When she gave them their medals her exultation knew no bounds. "Noble fellows!" she wrote to the King of the Belgians, "I own I feel as if these were MY OWN CHILDREN; my heart beats for THEM as for my NEAREST and DEAREST.
They were so touched, so pleased; many, I hear, cried--and they won't hear of giving up their medals to have their names engraved upon them for fear they should not receive the IDENTICAL ONE put into THEIR HANDS BY ME, which is quite touching. Several came by in a sadly mutilated state." She and they were at one. They felt that she had done them a splendid honour, and she, with perfect genuineness, shared their feeling. Albert's attitude towards such things was different; there was an austerity in him which quite prohibited the expansions of emotion. When General Williams returned from the heroic defence of Kars and was presented at Court, the quick, stiff, distant bow with which the Prince received him struck like ice upon the beholders.

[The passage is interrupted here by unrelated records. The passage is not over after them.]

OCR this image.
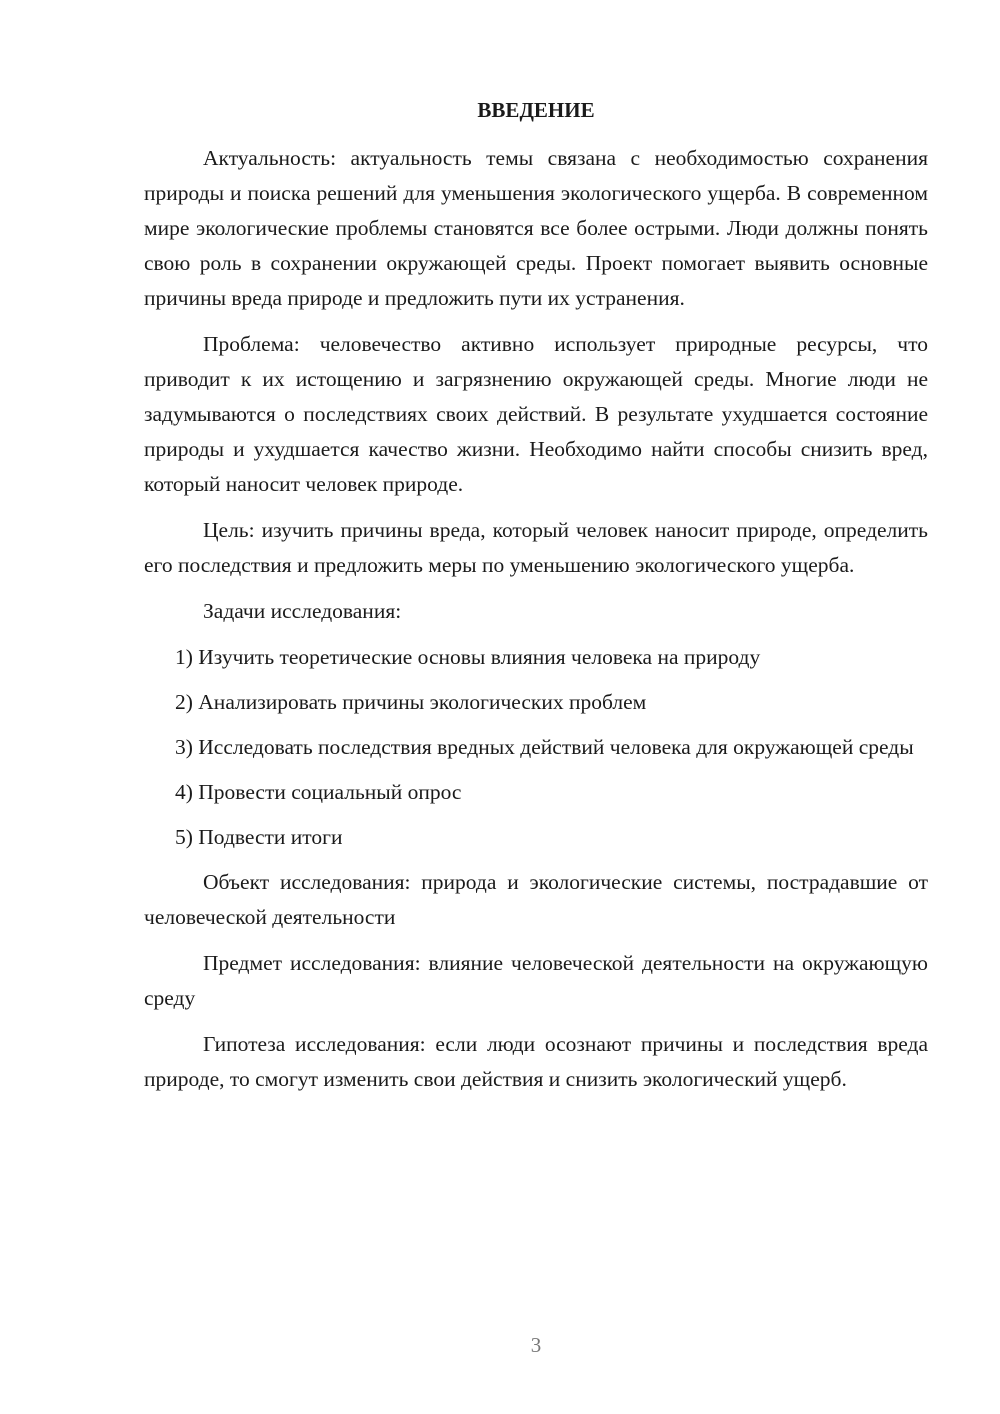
ВВЕДЕНИЕ

Актуальность: актуальность темы связана с необходимостью сохранения природы и поиска решений для уменьшения экологического ущерба. В современном мире экологические проблемы становятся все более острыми. Люди должны понять свою роль в сохранении окружающей среды. Проект помогает выявить основные причины вреда природе и предложить пути их устранения.

Проблема: человечество активно использует природные ресурсы, что приводит к их истощению и загрязнению окружающей среды. Многие люди не задумываются о последствиях своих действий. В результате ухудшается состояние природы и ухудшается качество жизни. Необходимо найти способы снизить вред, который наносит человек природе.

Цель: изучить причины вреда, который человек наносит природе, определить его последствия и предложить меры по уменьшению экологического ущерба.

Задачи исследования:

1) Изучить теоретические основы влияния человека на природу

2) Анализировать причины экологических проблем

3) Исследовать последствия вредных действий человека для окружающей среды

4) Провести социальный опрос

5) Подвести итоги

Объект исследования: природа и экологические системы, пострадавшие от человеческой деятельности

Предмет исследования: влияние человеческой деятельности на окружающую среду

Гипотеза исследования: если люди осознают причины и последствия вреда природе, то смогут изменить свои действия и снизить экологический ущерб.

3
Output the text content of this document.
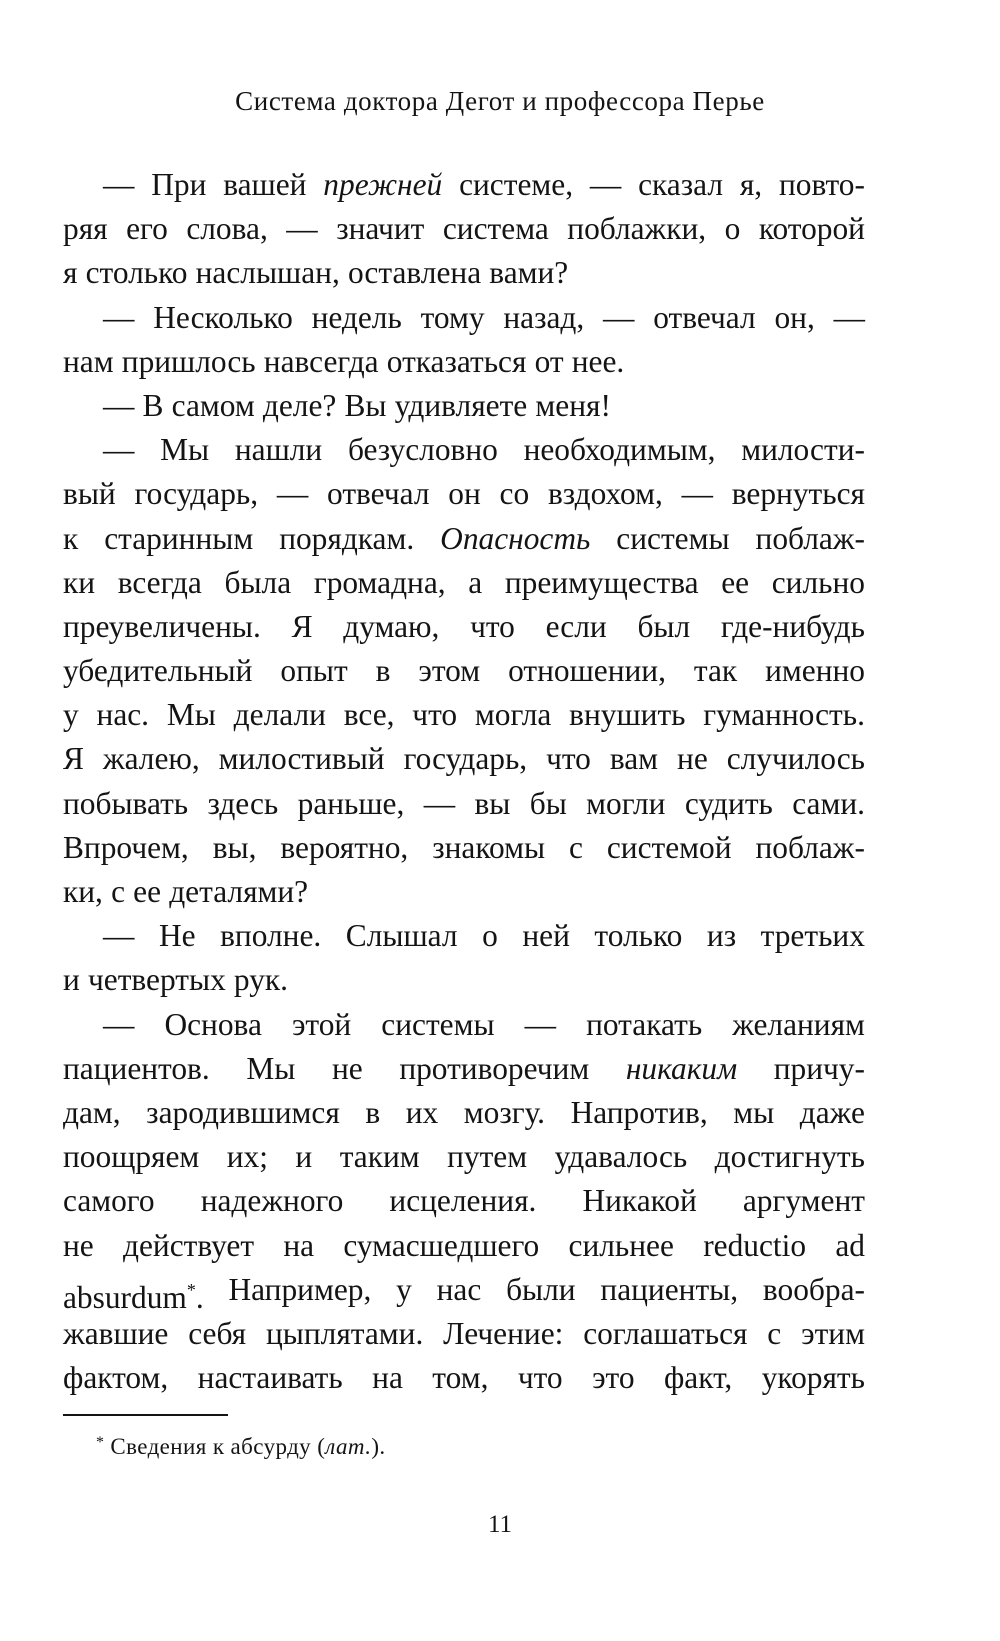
Система доктора Дегот и профессора Перье
— При вашей прежней системе, — сказал я, повто-
ряя его слова, — значит система поблажки, о которой
я столько наслышан, оставлена вами?
— Несколько недель тому назад, — отвечал он, —
нам пришлось навсегда отказаться от нее.
— В самом деле? Вы удивляете меня!
— Мы нашли безусловно необходимым, милости-
вый государь, — отвечал он со вздохом, — вернуться
к старинным порядкам. Опасность системы поблаж-
ки всегда была громадна, а преимущества ее сильно
преувеличены. Я думаю, что если был где-нибудь
убедительный опыт в этом отношении, так именно
у нас. Мы делали все, что могла внушить гуманность.
Я жалею, милостивый государь, что вам не случилось
побывать здесь раньше, — вы бы могли судить сами.
Впрочем, вы, вероятно, знакомы с системой поблаж-
ки, с ее деталями?
— Не вполне. Слышал о ней только из третьих
и четвертых рук.
— Основа этой системы — потакать желаниям
пациентов. Мы не противоречим никаким причу-
дам, зародившимся в их мозгу. Напротив, мы даже
поощряем их; и таким путем удавалось достигнуть
самого надежного исцеления. Никакой аргумент
не действует на сумасшедшего сильнее reductio ad
absurdum*. Например, у нас были пациенты, вообра-
жавшие себя цыплятами. Лечение: соглашаться с этим
фактом, настаивать на том, что это факт, укорять
* Сведения к абсурду (лат.).
11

He was a stranger still.
But he had other things to occupy him, more important, surely, than the personal impressions of military officers and people who went to Court. He was at work--ceaselessly at work--on the tremendous task of carrying through the war to a successful conclusion. State papers, despatches, memoranda, poured from him in an overwhelming stream. Between 1853 and 1857 fifty folio volumes were filled with the comments of his pen upon the Eastern question. Nothing would induce him to stop. Weary ministers staggered under the load of his advice; but his advice continued, piling itself up over their writing-tables, and flowing out upon them from red box after red box. Nor was it advice to be ignored. The talent for administration which had reorganised the royal palaces and planned the Great Exhibition asserted itself no less in the confused complexities of war. Again and again the Prince's suggestions, rejected or unheeded at first, were adopted under the stress of circumstances and found to be full of value. The enrolment of a foreign legion, the establishment of a depot for troops at Malta, the institution of periodical reports and tabulated returns as to the condition of the army at Sebastopol--such were the contrivances and the achievements of his indefatigable brain. He went further: in a lengthy minute he laid down the lines for a radical reform in the entire administration of the army. This was premature, but his proposal that "a camp of evolution" should be created, in which troops should be concentrated and drilled, proved to be the germ of Aldershot.